The cadet was now descending rapidly towards Cavan without having been trained in the use of a parachute and with little or no means of controlling its direction. He concentrated on avoiding a lake, then aimed for a bog where he saw a man working with a donkey and cart, and tried to attract his attention in case of a bad landing. The man looked up all right but, seeing what was coming, jumped into the cart and fled.

McPartland landed unhurt, somehow, and with folded parachute made his way across fields to a farmhouse where, as he would recall, “I knocked on the half-open door through which I could see two elderly men drinking tea. They looked at me in disbelief (I was still wearing my helmet) and one of them half rose and blessed himself. The other asked if I was a spaceman.”

After explaining that no, he was merely a member of the Air Corps who “had to leave my aeroplane in a hurry”, he asked if the men could drive him to the nearest Garda station. They at first declined. Then as he began walking to the village of Mullagh, the veteran Cavan men recovered sufficiently from their astonishment to ask if he would pay for the journey. He would, so they gave him a lift.

When other locals claimed to have seen the plane crash some distance away, McPartland feared for his commandant. In fact, only the canopy and ejector seat had hit the ground. Their jettisoning, meanwhile, had helped stabilise the aircraft, so that O’Connor did not have to eject and was able to fly back to Baldonnell safely.

McPartland’s pioneering journey into Cavan also marked a milestone in cross-Border co-operation. For the seat in which he left the plane was the invention of a Co Down man, James Martin from Crossgar, an aviation engineer who, as aircraft became ever faster during and after the second World War, devised a new, explosive procedure to propel pilots clear of the plane.

The happy denouement to the 1961 event included a dinner in London nine months later where Martin’s company celebrated saving of 500 lives to date, including McPartland’s. According to Traynor, the Down inventor made special mention of how a seat “designed by a man from the Wee North had saved ... a fellow Irishman from the Free State”.

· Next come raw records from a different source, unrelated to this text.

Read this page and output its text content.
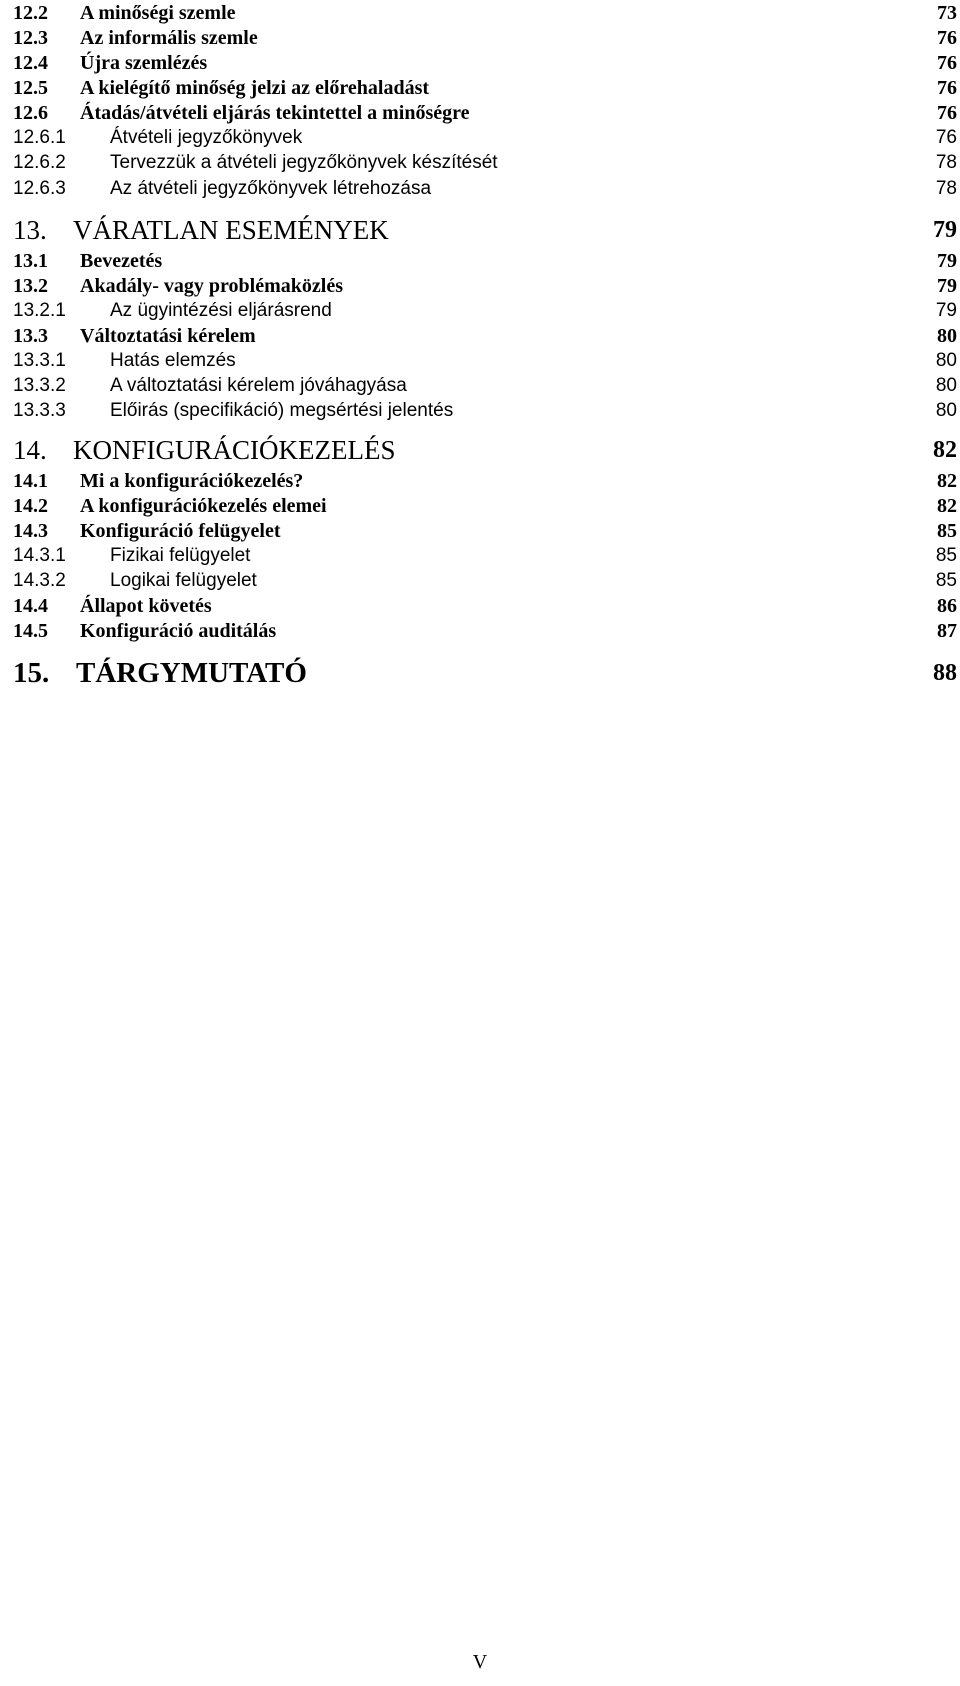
12.2 A minőségi szemle	73
12.3 Az informális szemle	76
12.4 Újra szemlézés	76
12.5 A kielégítő minőség jelzi az előrehaladást	76
12.6 Átadás/átvételi eljárás tekintettel a minőségre	76
12.6.1 Átvételi jegyzőkönyvek	76
12.6.2 Tervezzük a átvételi jegyzőkönyvek készítését	78
12.6.3 Az átvételi jegyzőkönyvek létrehozása	78
13. VÁRATLAN ESEMÉNYEK	79
13.1 Bevezetés	79
13.2 Akadály- vagy problémaközlés	79
13.2.1 Az ügyintézési eljárásrend	79
13.3 Változtatási kérelem	80
13.3.1 Hatás elemzés	80
13.3.2 A változtatási kérelem jóváhagyása	80
13.3.3 Előirás (specifikáció) megsértési jelentés	80
14. KONFIGURÁCIÓKEZELÉS	82
14.1 Mi a konfigurációkezelés?	82
14.2 A konfigurációkezelés elemei	82
14.3 Konfiguráció felügyelet	85
14.3.1 Fizikai felügyelet	85
14.3.2 Logikai felügyelet	85
14.4 Állapot követés	86
14.5 Konfiguráció auditálás	87
15. TÁRGYMUTATÓ	88
V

Then again, there had also been a strong cross-Border element in the seat’s development, thanks to the intrepid Bernard Ignatius Lynch from Dunshaughlin, a fitter with Martin’s company. Big and burly, Lynch volunteered to test the seats, undergoing the first of many ejections in January 1945.

That was on the ground, but after a course in parachuting, he was soon doing it in the air, at 8,000ft and from a plane travelling 320mph. And so on for many tests, at various altitudes and speeds, until St Patrick’s Day 1954, when his luck ran out.

His 17th airborne ejection was from 30,000ft. Alas, writes Traynor, a problem forced Lynch to use his emergency parachute and he landed awkwardly, fracturing an ankle that would not mend well. His ejector days were over, although not before he had helped perfect the seats as standard equipment in RAF (and a few Irish Air Corps) jets.